Getting doctors and women to bring the early induction rate down by half could save Medicaid $483 million a year — and several billion over a decade — and that figure doesn’t even include care that a child may need weeks, months or years after birth. Such efforts would be a lot less painful — and a lot better for the newborns and their families — than some of the other cost cutters that hard-pressed state Medicaid directors are contemplating.

A few states have imposed or are considering financial penalties for elective early births, but federal Medicaid officials aren’t considering such policies, Mann said.

Early deliveries aren’t unique to Medicaid. They happen across the country, in all socioeconomic groups, said Barbara Rudolph, senior science director for Leapfrog, which works with businesses and big health plans to address cost and quality.

And it’s one reason so many hospitals have NICUs. Early births keep them full — and profitable.

Gullo says it’s sort of a catch-22. Hospitals have NICUs, in part, because so many early-term babies end up needing them. And they go ahead and deliver the early babies because as long as they have NICUs, they can treat the infants if there’s a problem.

But some hospitals, like Seton, have changed that pattern quickly. Hospitals that have laid down the law, telling doctors they can’t deliver babies early without a compelling medical reason — a sort of zero tolerance — have seen the deepest and fastest drop in induction rates, Rudolph said.

Health and Human Services has targeted hospitals as a good starting point to leverage change. HHS Secretary Kathleen Sebelius earlier this year announced the Strong Start initiative to improve prenatal care, reduce preterm births and address the elective inductions.
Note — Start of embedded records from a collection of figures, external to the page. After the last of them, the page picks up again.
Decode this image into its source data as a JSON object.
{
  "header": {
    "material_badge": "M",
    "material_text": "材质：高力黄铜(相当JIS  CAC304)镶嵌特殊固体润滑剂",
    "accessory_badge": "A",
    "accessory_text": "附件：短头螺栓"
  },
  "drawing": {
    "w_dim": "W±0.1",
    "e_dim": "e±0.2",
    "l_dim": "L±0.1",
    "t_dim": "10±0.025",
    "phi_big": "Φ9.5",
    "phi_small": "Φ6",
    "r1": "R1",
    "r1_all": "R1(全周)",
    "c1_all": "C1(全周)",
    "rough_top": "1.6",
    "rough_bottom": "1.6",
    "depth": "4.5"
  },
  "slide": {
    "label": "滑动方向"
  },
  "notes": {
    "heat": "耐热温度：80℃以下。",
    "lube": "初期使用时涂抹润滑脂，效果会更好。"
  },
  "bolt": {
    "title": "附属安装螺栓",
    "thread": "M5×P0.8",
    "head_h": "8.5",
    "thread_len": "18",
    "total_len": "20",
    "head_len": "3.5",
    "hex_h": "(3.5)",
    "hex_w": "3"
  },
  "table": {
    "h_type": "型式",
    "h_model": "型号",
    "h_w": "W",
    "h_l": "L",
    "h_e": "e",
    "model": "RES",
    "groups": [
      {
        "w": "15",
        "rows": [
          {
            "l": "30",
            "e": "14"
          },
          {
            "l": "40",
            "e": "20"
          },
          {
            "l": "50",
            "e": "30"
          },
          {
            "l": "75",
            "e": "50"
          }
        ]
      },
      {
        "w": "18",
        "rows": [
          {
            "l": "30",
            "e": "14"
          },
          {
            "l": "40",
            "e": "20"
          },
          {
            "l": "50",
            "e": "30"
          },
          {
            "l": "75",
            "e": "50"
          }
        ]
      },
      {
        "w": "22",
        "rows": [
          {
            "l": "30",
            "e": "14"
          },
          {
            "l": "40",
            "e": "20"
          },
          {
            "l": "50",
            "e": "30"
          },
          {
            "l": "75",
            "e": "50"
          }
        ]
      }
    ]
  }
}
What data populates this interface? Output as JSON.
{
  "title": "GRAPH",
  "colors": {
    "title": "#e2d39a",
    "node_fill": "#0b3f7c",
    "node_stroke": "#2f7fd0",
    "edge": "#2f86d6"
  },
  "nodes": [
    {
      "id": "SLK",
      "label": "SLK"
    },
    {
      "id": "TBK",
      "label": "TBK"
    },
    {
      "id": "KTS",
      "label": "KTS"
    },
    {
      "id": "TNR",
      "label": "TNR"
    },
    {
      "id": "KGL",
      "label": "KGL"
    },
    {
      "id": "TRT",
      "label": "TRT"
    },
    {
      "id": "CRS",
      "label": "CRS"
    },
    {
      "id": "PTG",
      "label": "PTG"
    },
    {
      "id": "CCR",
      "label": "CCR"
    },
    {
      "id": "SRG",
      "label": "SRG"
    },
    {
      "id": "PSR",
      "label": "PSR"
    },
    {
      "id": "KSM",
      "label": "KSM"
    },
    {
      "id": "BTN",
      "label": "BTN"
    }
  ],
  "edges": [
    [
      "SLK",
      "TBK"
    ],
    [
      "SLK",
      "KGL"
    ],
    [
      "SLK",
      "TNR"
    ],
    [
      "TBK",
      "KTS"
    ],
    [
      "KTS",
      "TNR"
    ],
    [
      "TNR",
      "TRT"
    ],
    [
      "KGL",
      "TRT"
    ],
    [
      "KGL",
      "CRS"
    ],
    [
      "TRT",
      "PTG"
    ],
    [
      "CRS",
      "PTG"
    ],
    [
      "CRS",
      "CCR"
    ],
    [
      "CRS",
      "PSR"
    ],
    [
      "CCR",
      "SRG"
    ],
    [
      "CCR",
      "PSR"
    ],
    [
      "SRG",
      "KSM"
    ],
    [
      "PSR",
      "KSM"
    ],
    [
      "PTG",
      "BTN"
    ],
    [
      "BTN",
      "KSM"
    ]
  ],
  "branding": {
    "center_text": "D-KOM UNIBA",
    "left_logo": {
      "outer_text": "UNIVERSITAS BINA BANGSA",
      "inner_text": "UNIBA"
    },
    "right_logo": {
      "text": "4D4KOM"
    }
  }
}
The initiative is part of the Partnership for Patients quality improvement drive under the Center for Medicare and Medicaid Innovation, which was created under the health care reform law. About 3,200 hospitals are participating in the voluntary quality program.

“Women need to understand what they are asking for,” Gullo said.

“ If we help them understand the new evidence, people will make intelligent decisions,” Gullo said.